Enhanced aromatic compound degradation capacity in Alphaproteobacteria MAGs restricted to the Canada Basin
We hypothesized that an enhanced capability for aromatic compound degradation may be implicated in the evolutionary adaptation of the Arctic Ocean populations. We therefore compared the abundance and diversity of aromatic compound degradation genes between the Arctic MAGs and the set of their closest relatives. Between 1.5 and 4% of the genes with an EC annotation was annotated with an EC from lignin-derived aromatic compound degradation pathways for both the Arctic MAGs and genomes from other oceans (Fig. 7). However, out of the 16 Arctic Ocean MAGs, 10 possessed a higher diversity of marker genes, and 14 possessed a higher number of marker gene copies than their sister taxa from other oceans (Fig. 7). This is despite the difference in genome completeness estimated for the reference MAGs (64–98%) compared to the Arctic Ocean MAGs (range of 42–95% completeness). Some marker genes were found exclusively in our Arctic Alphaproteobacteria MAGs, including those for the degradation of catechol to 3-oxoadipate, phenol 1, dehydrodivanillate, protocatechuate 1, cinnamate, and resorcinol (Fig. 7). Other marker genes were found exclusively in the reference MAGs, such as genes for the degradation of benzoyl-CoA II, gallate I and III, m-cresol, and γ-resorcylate.
Every single Arctic MAG contained at least one and up to seven marker genes that were not found in its closest related genome from other oceans (Fig. 7). These included gentisate 1,2-dioxygenase (K00450) in Rhodosp-CB4_SCM, Defluvii-CB9_331, UBA2966-CBN3_323, Thalasso-CBN3_331, and Rhodobact-CB21_SCM, as well as vanillate O-demethylase (K03862) in Rhodosp-CB6_Bottom and Rhodosp-CB9_331.1 or benzoate CoA-ligase (K04110) in UBA6615-CBN3_323 and Rhodosp-CB9_331.2. These genes were the most abundant in the metagenomes and metatranscriptomes and most common throughout the Arctic Ocean microbiomes (Fig. 4 a–c).
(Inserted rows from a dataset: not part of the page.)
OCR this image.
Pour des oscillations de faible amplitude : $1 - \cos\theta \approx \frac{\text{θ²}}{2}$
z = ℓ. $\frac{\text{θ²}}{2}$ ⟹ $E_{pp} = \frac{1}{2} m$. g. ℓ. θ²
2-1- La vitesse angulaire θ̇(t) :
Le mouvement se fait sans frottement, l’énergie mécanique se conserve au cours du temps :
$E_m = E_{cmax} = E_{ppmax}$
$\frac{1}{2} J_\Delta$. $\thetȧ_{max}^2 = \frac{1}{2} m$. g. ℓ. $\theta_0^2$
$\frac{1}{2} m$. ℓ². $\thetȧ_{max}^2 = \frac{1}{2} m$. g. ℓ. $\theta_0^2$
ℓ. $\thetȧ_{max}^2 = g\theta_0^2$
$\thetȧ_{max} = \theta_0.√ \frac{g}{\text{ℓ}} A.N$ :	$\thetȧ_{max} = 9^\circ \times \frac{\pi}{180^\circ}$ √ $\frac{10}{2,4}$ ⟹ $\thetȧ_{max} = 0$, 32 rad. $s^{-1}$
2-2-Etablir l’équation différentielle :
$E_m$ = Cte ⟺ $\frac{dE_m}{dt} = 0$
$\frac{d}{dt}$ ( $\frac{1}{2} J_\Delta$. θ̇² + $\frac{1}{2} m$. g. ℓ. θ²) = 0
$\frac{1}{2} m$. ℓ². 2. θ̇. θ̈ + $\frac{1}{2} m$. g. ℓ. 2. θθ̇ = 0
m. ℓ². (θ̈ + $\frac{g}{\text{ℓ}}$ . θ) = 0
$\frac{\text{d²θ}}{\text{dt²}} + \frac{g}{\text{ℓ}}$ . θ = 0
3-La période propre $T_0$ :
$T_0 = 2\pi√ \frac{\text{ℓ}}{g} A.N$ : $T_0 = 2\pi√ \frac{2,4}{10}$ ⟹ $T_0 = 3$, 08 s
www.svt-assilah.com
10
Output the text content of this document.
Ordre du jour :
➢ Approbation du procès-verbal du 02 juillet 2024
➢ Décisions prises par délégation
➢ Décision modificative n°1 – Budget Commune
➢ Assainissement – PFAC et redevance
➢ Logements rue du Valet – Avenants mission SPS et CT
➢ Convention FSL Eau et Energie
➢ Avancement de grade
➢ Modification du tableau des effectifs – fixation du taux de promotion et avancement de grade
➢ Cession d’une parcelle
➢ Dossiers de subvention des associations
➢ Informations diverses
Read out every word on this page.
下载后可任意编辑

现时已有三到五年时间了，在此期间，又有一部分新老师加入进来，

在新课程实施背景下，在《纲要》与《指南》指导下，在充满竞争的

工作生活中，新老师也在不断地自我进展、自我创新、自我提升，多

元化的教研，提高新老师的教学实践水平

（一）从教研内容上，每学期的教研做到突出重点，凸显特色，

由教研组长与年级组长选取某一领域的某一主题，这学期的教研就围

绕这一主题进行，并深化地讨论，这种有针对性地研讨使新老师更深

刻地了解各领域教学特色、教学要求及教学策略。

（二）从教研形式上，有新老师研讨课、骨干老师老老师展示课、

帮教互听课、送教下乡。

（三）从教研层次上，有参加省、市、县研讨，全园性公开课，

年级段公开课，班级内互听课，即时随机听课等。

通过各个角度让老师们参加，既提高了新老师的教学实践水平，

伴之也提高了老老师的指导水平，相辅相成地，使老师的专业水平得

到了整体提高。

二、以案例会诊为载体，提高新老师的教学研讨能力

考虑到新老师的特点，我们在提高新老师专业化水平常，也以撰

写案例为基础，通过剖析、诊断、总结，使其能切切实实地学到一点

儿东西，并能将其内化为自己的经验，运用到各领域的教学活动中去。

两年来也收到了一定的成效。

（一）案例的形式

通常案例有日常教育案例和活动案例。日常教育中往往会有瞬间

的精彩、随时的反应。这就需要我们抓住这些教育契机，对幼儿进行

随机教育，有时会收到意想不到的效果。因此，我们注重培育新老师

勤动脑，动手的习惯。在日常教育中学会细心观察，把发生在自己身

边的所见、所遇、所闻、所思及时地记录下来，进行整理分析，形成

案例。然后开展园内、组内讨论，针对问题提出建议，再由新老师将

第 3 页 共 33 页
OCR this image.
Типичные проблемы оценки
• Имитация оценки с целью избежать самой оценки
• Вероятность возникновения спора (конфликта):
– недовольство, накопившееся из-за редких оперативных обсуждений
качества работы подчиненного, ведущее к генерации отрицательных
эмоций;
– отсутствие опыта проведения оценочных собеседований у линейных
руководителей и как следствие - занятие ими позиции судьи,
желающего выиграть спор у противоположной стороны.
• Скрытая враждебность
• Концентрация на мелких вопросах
The three MAGs with the highest number of aromatic compound degradation gene copies (Defluvii-CB21_SCM.1, Rhodosp-CB9_331.1, and Defluvii-CB9_331) all possessed more copies of the vanillate O-demethylase (K03862) gene than their sister genomes. In addition, all of their sister genomes lacked the protocatechuate ring-opening genes (K04101 or K00449). A vast majority of the marker genes were also expressed in our Arctic Ocean MAGs (Fig. 7, right panel), and we found only gentisate 1,2-dioxygenase (K00450) slightly expressed in the MarineAlpha10_Bin2 of the reference genomes.